Bir dönem Dev-Yolcu’ydu. Bir dönem de, İktibas dergisi kültür-sanat sayfasını yönetti. Bu dergide kaleme aldığı “Kur’an’la Konuşan Şair” başlıklı seri yazıları unutulacak gibi değil. Yayıncılar bu çalışmanın peşine düşmeli!

Eryiğit’e camileri sorduk. Anlattı…

Sabah namazlarında mutlaka camide…

Camiyle aranız nasıl? Camiye devam ediyor musunuz? Hangi camiye, niçin?

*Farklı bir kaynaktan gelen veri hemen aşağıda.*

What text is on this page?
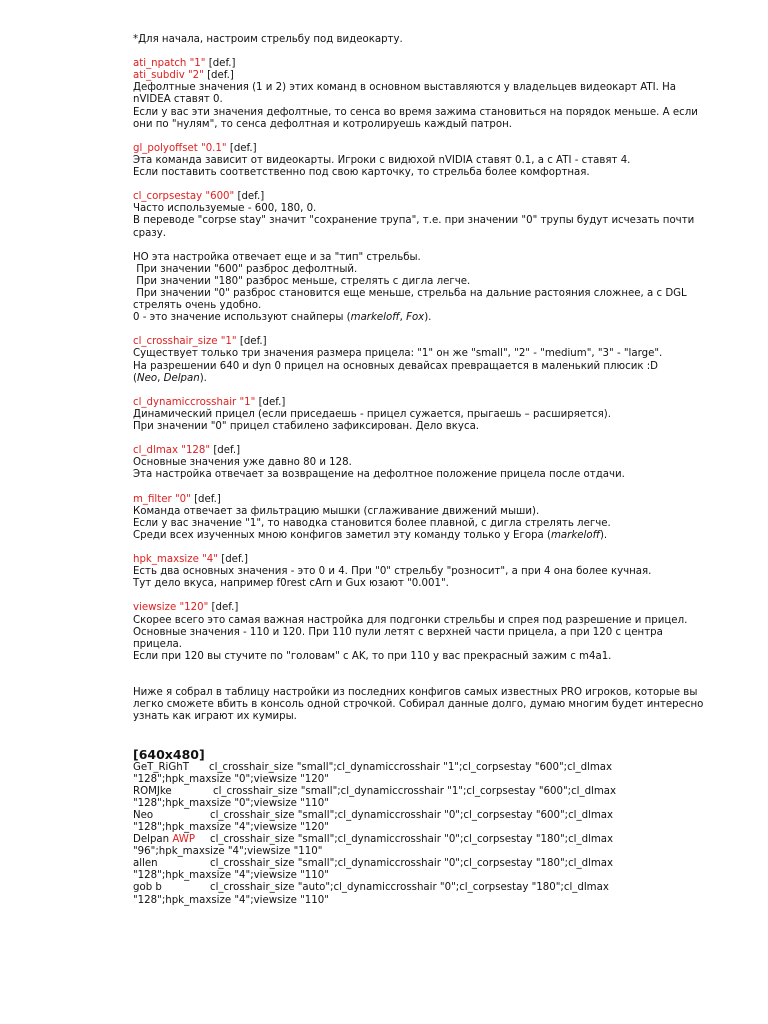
*Для начала, настроим стрельбу под видеокарту.

ati_npatch "1" [def.]

ati_subdiv "2" [def.]

Дефолтные значения (1 и 2) этих команд в основном выставляются у владельцев видеокарт ATI. На

nVIDEA ставят 0.

Если у вас эти значения дефолтные, то сенса во время зажима становиться на порядок меньше. А если

они по "нулям", то сенса дефолтная и котролируешь каждый патрон.

gl_polyoffset "0.1" [def.]

Эта команда зависит от видеокарты. Игроки с видюхой nVIDIA ставят 0.1, а с ATI - ставят 4.

Если поставить соответственно под свою карточку, то стрельба более комфортная.

cl_corpsestay "600" [def.]

Часто используемые - 600, 180, 0.

В переводе "corpse stay" значит "сохранение трупа", т.е. при значении "0" трупы будут исчезать почти

сразу.

НО эта настройка отвечает еще и за "тип" стрельбы.

При значении "600" разброс дефолтный.

При значении "180" разброс меньше, стрелять с дигла легче.

При значении "0" разброс становится еще меньше, стрельба на дальние растояния сложнее, а с DGL

стрелять очень удобно.

0 - это значение используют снайперы (markeloff, Fox).

cl_crosshair_size "1" [def.]

Существует только три значения размера прицела: "1" он же "small", "2" - "medium", "3" - "large".

На разрешении 640 и dyn 0 прицел на основных девайсах превращается в маленький плюсик :D

(Neo, Delpan).

cl_dynamiccrosshair "1" [def.]

Динамический прицел (если приседаешь - прицел сужается, прыгаешь – расширяется).

При значении "0" прицел стабилено зафиксирован. Дело вкуса.

cl_dlmax "128" [def.]

Основные значения уже давно 80 и 128.

Эта настройка отвечает за возвращение на дефолтное положение прицела после отдачи.

m_filter "0" [def.]

Команда отвечает за фильтрацию мышки (сглаживание движений мыши).

Если у вас значение "1", то наводка становится более плавной, с дигла стрелять легче.

Среди всех изученных мною конфигов заметил эту команду только у Егора (markeloff).

hpk_maxsize "4" [def.]

Есть два основных значения - это 0 и 4. При "0" стрельбу "розносит", а при 4 она более кучная.

Тут дело вкуса, например f0rest cArn и Gux юзают "0.001".

viewsize "120" [def.]

Скорее всего это самая важная настройка для подгонки стрельбы и спрея под разрешение и прицел.

Основные значения - 110 и 120. При 110 пули летят с верхней части прицела, а при 120 с центра

прицела.

Если при 120 вы стучите по "головам" с AK, то при 110 у вас прекрасный зажим с m4a1.

Ниже я собрал в таблицу настройки из последних конфигов самых известных PRO игроков, которые вы

легко сможете вбить в консоль одной строчкой. Собирал данные долго, думаю многим будет интересно

узнать как играют их кумиры.

[640x480]

GeT_RiGhT cl_crosshair_size "small";cl_dynamiccrosshair "1";cl_corpsestay "600";cl_dlmax

"128";hpk_maxsize "0";viewsize "120"

ROMJke	cl_crosshair_size "small";cl_dynamiccrosshair "1";cl_corpsestay "600";cl_dlmax

"128";hpk_maxsize "0";viewsize "110"

Neo	cl_crosshair_size "small";cl_dynamiccrosshair "0";cl_corpsestay "600";cl_dlmax

"128";hpk_maxsize "4";viewsize "120"

Delpan AWP cl_crosshair_size "small";cl_dynamiccrosshair "0";cl_corpsestay "180";cl_dlmax

"96";hpk_maxsize "4";viewsize "110"

allen	cl_crosshair_size "small";cl_dynamiccrosshair "0";cl_corpsestay "180";cl_dlmax

"128";hpk_maxsize "4";viewsize "110"

gob b	cl_crosshair_size "auto";cl_dynamiccrosshair "0";cl_corpsestay "180";cl_dlmax

"128";hpk_maxsize "4";viewsize "110"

Mümkün olduğunca, özellikle sabah namazlarını ikamet ettiğim semtin camiinde kılmaya özen gösteriyorum. Yaşadığım semtin sabah ilk uyanan insanlarını görmek ayrı bir keyif veriyor bana. Yeni bir güne uyanmanın coşkusunu cami yolunda ve cami içinde yaşamak, günümü her anlamda daha verimli hale getiriyor. Toplu halde yapılan ibadetlerde ortaya çıkan manevi enerjiyi duyumsamak ve yaşamak hayatımı anlamlı kılıyor. Diğer vakitlerde, işimin gereği olarak camiye gidemiyorum, bir vakfa ait mescitte namazımı ikame ediyorum.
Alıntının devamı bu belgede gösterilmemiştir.